Laser Takes 4 Days to Do 25 Years of Archaeology
Archaeologist couple use laser technology to keep up with the Indiana Joneses.
A new archaeological mapping technology has made a breakthrough in the dense forests of Caracol, Belize, effectively capturing images of an ancient Mayan city in just four days, a task which previously would have taken 25 years.

3D imaging of archaeological sites has improved dramatically over the last few years, but the technology has always been limited by how dense the vegetation is surrounding the site. Imaging radar and multispectral surveys taken either from aircraft or from NASA satellites are limited in their abilities in much of Central America because of the impenetrable canopy of the rain forest.
This created a problem, reducing anthropological archaeology couple Dr Arlen Chase and Dr Diane Chase to the heavy graft of hacking through the tropical jungle on foot and mapping everything meticulously by hand. The couple took a chance on a new technology which fires lasers from an aircraft and were astounded when the results came back with clear topographical imaging which could see through the dense vegetation.

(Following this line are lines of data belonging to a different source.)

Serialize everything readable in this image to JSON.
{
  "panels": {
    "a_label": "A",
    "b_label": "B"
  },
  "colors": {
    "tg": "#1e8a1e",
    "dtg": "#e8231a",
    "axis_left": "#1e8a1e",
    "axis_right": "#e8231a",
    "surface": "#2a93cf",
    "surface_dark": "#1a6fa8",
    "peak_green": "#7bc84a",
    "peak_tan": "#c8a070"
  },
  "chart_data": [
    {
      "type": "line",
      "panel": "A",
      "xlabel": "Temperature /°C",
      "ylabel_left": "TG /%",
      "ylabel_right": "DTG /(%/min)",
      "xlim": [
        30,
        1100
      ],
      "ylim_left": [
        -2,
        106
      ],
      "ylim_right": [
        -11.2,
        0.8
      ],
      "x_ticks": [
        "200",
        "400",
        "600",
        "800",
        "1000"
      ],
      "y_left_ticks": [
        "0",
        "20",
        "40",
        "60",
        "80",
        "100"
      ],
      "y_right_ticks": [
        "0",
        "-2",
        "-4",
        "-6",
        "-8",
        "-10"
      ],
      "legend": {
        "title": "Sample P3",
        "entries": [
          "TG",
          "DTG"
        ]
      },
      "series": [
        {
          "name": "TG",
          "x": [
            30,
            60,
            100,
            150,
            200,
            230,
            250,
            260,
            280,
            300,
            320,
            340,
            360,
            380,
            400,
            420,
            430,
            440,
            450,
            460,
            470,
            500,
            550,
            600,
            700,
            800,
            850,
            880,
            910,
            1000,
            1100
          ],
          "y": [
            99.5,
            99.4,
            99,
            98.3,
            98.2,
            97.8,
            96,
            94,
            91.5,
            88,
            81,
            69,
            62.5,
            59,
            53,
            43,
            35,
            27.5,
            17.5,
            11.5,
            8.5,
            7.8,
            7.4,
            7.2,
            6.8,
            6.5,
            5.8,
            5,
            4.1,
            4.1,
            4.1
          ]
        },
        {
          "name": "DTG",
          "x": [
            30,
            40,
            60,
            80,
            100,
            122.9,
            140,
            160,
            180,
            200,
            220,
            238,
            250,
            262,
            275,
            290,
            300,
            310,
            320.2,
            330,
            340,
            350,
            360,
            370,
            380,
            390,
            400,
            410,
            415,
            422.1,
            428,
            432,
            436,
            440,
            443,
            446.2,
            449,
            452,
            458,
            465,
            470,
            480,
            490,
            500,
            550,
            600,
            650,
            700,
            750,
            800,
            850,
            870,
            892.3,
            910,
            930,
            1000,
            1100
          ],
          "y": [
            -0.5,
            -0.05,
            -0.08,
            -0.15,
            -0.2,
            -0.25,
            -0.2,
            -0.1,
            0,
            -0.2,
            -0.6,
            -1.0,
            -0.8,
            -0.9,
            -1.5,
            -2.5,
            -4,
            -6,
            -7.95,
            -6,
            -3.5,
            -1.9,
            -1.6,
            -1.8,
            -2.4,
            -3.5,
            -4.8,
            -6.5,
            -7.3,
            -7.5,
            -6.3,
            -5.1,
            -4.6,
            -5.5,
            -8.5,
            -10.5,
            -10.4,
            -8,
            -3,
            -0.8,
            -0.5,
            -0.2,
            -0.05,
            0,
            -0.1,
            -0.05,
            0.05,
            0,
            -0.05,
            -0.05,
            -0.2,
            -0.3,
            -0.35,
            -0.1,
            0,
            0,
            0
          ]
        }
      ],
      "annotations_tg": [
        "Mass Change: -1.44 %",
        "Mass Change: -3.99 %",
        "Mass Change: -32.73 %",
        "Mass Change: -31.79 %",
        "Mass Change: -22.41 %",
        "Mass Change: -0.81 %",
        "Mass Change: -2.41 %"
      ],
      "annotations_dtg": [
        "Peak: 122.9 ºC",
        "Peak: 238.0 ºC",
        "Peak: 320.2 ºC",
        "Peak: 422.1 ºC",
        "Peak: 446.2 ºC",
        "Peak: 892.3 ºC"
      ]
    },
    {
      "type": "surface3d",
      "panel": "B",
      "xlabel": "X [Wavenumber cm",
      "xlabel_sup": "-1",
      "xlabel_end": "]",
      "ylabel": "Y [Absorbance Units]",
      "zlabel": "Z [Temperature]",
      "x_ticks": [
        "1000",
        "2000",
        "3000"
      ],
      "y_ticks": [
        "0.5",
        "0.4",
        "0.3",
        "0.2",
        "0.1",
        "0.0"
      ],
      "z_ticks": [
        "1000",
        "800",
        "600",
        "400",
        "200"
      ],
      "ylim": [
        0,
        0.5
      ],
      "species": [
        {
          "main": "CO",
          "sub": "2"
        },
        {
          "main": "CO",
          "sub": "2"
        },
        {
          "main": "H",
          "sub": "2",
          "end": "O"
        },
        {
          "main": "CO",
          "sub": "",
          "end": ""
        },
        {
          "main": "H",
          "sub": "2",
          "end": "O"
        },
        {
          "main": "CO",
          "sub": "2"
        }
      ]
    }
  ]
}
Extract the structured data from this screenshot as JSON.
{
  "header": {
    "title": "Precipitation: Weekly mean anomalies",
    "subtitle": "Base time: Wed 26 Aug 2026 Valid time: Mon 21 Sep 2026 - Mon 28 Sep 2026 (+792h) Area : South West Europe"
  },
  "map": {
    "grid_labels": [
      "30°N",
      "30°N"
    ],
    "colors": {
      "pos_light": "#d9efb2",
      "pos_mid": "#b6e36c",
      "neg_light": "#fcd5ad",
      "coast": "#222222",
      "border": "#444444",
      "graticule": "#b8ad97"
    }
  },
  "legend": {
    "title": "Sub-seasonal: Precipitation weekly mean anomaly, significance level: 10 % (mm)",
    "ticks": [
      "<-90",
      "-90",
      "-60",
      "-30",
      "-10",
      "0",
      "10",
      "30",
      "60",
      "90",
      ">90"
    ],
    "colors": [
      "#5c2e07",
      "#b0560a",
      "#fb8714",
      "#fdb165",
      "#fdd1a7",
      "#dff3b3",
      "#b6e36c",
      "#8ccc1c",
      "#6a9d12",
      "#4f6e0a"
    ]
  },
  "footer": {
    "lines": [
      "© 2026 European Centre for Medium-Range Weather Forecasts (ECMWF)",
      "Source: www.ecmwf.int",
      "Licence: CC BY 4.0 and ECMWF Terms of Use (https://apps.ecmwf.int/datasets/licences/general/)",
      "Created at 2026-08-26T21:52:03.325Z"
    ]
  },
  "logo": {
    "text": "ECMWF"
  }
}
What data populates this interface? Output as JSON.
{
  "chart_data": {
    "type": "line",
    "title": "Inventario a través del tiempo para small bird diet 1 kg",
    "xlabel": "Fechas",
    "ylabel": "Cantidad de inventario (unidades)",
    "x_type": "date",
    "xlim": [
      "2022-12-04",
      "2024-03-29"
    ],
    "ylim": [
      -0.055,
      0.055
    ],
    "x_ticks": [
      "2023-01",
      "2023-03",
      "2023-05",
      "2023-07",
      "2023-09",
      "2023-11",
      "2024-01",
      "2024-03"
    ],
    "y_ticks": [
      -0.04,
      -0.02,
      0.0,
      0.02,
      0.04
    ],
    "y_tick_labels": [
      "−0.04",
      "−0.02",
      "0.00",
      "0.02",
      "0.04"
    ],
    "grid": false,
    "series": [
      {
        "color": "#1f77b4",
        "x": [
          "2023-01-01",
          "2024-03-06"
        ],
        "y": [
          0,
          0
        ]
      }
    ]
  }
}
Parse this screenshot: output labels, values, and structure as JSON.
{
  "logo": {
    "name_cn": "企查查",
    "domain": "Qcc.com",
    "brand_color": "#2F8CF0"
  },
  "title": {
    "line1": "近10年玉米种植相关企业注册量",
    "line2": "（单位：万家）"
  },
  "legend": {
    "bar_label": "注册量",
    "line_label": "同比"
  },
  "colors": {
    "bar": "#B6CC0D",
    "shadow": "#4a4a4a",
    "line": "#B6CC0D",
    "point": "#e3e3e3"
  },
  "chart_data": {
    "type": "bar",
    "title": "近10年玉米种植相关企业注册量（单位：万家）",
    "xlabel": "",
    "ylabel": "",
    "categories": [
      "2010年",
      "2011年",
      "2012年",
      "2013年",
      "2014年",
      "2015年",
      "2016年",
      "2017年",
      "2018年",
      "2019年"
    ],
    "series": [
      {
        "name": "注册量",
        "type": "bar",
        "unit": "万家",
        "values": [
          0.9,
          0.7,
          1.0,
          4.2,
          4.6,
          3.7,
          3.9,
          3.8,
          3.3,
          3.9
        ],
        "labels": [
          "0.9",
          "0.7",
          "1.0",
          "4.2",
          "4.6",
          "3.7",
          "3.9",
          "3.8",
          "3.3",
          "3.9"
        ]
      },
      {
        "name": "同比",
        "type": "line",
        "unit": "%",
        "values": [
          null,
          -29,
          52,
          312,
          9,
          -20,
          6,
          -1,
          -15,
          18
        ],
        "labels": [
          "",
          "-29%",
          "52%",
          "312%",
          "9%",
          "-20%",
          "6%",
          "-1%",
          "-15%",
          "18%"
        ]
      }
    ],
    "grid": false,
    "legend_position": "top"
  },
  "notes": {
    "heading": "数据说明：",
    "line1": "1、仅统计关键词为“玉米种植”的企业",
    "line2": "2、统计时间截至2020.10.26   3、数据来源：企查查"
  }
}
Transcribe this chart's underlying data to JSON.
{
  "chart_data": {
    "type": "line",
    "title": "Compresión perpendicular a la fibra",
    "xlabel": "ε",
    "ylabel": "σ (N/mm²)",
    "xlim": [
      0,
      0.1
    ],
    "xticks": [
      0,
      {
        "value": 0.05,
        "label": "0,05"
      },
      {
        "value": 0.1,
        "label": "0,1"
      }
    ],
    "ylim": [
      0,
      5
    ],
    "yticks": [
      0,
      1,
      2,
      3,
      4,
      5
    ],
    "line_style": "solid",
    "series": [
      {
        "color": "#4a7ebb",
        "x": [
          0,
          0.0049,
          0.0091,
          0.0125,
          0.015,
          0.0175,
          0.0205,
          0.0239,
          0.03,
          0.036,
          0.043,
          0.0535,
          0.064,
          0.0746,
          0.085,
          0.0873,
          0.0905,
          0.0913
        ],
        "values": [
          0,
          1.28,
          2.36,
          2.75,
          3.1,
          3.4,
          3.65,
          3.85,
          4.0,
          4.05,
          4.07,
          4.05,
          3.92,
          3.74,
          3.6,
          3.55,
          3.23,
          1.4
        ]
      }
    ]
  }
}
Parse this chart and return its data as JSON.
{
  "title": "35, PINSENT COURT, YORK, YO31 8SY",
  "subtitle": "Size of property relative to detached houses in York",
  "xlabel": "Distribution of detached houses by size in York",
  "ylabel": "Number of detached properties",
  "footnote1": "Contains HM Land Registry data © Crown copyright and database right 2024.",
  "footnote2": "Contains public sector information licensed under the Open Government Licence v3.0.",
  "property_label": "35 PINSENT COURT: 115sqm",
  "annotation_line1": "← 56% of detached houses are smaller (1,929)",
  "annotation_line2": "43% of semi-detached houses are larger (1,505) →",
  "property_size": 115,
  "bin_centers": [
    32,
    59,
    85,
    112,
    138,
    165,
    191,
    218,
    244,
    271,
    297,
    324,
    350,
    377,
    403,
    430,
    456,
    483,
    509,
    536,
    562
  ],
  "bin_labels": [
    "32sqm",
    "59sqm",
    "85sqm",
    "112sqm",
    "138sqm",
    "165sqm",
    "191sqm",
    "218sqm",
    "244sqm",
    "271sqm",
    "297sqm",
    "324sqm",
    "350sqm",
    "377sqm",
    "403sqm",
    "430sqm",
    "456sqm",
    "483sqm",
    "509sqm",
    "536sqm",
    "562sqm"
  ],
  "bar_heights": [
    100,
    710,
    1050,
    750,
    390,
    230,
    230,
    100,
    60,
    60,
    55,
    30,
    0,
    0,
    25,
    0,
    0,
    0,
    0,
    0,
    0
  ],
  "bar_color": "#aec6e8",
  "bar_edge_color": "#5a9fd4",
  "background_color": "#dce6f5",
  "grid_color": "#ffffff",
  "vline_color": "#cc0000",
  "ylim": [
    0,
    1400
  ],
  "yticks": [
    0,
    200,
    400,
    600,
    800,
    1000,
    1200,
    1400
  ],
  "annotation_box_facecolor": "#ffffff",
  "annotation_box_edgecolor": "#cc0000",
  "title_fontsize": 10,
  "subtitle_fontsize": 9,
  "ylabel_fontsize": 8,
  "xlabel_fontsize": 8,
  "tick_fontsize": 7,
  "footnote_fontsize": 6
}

The light detection and ranging (lidar) system was able to effectively map the whole Mayan ruins in a matter of four short days, a task which would have taken a quarter of a century for the archaeological team individually. Dr Diane Chase told The New York Times: “We believe that lidar will help transform Maya archaeology much in the same way that radiocarbon dating did in the 1950s and interpretations of Maya hieroglyphs did in the 1980s and 90s”
Her husband, Dr Arlen Chase commented: “Now we have a totality of data and see the entire landscape. We know the size of the site, its boundaries, and this confirms our population estimates, and we see all this terracing and begin to know how the people fed themselves.”

The technological breakthrough has been so successful that archaeologists are planning to make similar imaging scans of Angkor Wat in Cambodia.
















This is fantastic!
I am anxious to see what new discoveries this will herald!